Other panelists Azadeh Moaveni, former Middle East correspondent for Time magazine and Scott Peterson, journalist and photographer, agreed with Javedanfar that war seems improbable.

Javedanfar thought injustice in Palestine, rather than nuclear saber-rattling in Tehran, was ultimately Israel’s greatest danger:

“Israel’s security? You know what? We can beat the Iranian regime. The Iranian regime doesn’t scare me. [But] if these guys, the Palestinian people, don’t have a state, that is an existential threat to the security of the state of Israel.”

The panel mostly agreed, with relief, that Israeli Prime Minister Benjamin Netanyahu, who has been particularly vocal in antagonizing Iran, seems somewhat isolated on this issue within Israel itself.

When the topic turned to sanctions against Iran, echoes of Iraq reemerged.  Moaveni argued that they destroy goodwill and are excessively cruel.

“It is becoming impossible to be middle class anymore in Iran,” she said. “This is the slow dying of the Iran middle class…  Do we want to impoverish another major Middle Eastern middle class the way we’ve done [in Iraq]?”
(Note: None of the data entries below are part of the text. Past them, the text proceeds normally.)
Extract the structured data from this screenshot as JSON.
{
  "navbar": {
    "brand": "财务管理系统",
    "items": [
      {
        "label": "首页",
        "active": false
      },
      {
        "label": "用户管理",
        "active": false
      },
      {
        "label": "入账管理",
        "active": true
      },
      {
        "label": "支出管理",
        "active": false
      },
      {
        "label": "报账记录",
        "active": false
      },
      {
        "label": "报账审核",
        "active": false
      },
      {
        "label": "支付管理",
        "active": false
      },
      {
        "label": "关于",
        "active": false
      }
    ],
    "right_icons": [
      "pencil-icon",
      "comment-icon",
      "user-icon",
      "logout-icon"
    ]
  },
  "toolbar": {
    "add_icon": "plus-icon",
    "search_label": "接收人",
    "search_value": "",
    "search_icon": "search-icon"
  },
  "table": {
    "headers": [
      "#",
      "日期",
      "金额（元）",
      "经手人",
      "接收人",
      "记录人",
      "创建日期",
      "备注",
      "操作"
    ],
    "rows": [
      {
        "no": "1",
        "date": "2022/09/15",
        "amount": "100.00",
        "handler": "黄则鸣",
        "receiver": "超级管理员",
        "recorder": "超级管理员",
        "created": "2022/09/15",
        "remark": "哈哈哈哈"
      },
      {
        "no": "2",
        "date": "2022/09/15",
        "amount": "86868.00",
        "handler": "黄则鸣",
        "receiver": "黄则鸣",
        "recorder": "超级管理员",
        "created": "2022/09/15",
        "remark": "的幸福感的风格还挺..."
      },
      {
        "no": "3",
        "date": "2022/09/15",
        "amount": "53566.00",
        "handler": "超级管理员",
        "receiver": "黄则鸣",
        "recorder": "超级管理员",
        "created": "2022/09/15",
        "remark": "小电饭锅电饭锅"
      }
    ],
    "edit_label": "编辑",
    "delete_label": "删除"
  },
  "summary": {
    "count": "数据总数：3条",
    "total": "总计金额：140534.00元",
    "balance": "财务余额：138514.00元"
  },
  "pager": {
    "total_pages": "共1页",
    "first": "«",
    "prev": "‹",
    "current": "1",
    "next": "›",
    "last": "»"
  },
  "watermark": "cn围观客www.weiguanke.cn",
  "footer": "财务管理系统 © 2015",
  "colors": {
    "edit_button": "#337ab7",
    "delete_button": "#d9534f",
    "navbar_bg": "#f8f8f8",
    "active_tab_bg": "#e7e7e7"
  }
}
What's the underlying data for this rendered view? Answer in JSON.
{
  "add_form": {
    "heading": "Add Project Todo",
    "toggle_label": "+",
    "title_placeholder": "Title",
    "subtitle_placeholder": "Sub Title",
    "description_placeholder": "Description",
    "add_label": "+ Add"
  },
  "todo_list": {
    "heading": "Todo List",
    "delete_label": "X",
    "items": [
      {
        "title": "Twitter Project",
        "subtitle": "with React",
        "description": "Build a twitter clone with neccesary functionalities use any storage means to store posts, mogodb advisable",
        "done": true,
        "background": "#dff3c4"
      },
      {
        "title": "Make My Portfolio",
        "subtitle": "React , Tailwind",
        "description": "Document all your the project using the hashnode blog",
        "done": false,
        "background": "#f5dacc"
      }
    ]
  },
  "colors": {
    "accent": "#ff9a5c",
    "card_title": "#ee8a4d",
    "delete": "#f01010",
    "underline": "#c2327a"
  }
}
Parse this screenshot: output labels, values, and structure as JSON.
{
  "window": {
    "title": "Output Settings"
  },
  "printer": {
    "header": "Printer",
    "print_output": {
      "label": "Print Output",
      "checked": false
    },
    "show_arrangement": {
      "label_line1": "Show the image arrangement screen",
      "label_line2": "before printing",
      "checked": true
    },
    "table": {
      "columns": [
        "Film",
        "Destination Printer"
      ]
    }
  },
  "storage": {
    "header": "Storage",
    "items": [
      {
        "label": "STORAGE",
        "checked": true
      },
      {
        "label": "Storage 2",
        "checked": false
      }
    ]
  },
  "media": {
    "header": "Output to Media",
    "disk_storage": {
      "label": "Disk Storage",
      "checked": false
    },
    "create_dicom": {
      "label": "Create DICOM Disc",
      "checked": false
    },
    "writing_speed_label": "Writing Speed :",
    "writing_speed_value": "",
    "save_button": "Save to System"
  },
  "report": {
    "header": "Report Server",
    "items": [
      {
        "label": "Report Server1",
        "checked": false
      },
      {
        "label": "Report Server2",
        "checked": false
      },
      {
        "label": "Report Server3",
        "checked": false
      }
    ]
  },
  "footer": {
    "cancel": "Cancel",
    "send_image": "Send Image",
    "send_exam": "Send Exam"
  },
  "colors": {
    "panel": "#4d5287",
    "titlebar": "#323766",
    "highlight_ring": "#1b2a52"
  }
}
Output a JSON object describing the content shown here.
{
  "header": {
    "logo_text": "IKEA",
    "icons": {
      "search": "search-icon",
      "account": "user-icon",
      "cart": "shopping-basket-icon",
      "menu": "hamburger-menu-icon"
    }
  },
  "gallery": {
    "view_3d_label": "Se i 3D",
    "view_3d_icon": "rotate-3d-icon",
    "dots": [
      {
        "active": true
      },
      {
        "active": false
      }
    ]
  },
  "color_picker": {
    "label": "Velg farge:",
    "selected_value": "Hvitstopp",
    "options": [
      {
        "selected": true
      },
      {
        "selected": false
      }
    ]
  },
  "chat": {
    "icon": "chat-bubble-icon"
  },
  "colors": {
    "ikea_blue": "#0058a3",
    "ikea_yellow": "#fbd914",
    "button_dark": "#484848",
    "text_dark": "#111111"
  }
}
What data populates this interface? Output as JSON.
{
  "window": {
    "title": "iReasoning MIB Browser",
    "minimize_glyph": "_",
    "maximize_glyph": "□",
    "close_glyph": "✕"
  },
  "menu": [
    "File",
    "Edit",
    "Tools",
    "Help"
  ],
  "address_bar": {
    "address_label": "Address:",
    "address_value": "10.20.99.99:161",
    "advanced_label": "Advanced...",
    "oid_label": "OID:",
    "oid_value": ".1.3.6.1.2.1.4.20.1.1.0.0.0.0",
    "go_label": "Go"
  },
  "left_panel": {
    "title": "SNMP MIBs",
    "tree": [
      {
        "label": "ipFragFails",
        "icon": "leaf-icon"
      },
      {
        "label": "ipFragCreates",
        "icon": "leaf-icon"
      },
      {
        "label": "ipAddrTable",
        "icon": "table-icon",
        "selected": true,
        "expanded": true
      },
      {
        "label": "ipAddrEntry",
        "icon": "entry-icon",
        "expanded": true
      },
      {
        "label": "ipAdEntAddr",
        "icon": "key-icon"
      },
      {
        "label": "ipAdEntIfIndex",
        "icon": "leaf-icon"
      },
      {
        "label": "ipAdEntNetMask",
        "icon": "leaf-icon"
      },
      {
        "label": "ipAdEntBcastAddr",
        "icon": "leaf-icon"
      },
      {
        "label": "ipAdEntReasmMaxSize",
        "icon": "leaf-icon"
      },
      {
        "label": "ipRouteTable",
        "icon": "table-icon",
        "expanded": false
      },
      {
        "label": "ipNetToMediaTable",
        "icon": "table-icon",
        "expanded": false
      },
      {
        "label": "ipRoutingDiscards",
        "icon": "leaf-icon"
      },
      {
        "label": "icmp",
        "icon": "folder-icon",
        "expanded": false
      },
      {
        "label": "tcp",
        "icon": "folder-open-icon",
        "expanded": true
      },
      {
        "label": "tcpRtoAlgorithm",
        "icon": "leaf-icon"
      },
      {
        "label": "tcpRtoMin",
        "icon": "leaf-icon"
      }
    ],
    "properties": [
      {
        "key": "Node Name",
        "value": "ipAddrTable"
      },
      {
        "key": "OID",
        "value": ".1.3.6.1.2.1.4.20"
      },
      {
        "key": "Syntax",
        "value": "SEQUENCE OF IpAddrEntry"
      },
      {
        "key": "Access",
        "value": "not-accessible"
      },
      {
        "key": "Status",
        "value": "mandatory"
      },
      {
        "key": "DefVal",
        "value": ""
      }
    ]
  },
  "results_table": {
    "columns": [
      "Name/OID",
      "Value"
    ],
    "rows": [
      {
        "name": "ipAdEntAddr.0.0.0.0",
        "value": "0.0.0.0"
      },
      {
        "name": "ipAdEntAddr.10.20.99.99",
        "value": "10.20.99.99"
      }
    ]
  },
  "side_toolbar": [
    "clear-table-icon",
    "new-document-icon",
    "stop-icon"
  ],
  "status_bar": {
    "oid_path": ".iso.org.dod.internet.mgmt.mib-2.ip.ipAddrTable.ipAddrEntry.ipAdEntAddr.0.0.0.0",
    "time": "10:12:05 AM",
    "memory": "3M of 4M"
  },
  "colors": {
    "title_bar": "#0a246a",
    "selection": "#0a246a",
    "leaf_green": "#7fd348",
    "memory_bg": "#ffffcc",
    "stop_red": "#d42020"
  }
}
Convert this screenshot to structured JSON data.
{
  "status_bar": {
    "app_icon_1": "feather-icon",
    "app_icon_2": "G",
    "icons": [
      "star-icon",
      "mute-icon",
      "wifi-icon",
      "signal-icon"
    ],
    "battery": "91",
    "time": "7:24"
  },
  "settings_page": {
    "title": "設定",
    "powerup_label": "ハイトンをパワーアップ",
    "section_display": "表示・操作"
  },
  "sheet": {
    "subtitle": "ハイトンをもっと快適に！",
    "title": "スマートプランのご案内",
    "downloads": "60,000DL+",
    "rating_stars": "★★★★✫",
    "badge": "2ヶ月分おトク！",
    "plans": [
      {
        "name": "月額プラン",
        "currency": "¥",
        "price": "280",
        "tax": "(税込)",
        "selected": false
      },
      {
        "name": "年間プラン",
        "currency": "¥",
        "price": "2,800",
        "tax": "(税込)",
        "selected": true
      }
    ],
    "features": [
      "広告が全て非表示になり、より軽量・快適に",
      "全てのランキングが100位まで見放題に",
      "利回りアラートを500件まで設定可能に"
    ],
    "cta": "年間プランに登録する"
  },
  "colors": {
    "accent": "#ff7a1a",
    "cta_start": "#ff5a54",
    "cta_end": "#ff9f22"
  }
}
Snow ended the discussion by highlighting the need for the West to engage Iranians with the respect he thinks they crave.  And to resolve tensions, he offered his own alternative:

“When you spend time on the streets in Shiraz, in Tehran… you meet young people who look west.  This doesn’t happen anywhere else in the region.  These people look remorselessly west… And, you go around, and you ask people, and they want ipads!  That’s why I’ve always said:  if you want to bomb Iran, bomb it with ipads…  That’s what people want…  They want life. And they want joy…  It isn’t as if they crave a prayer-mat.”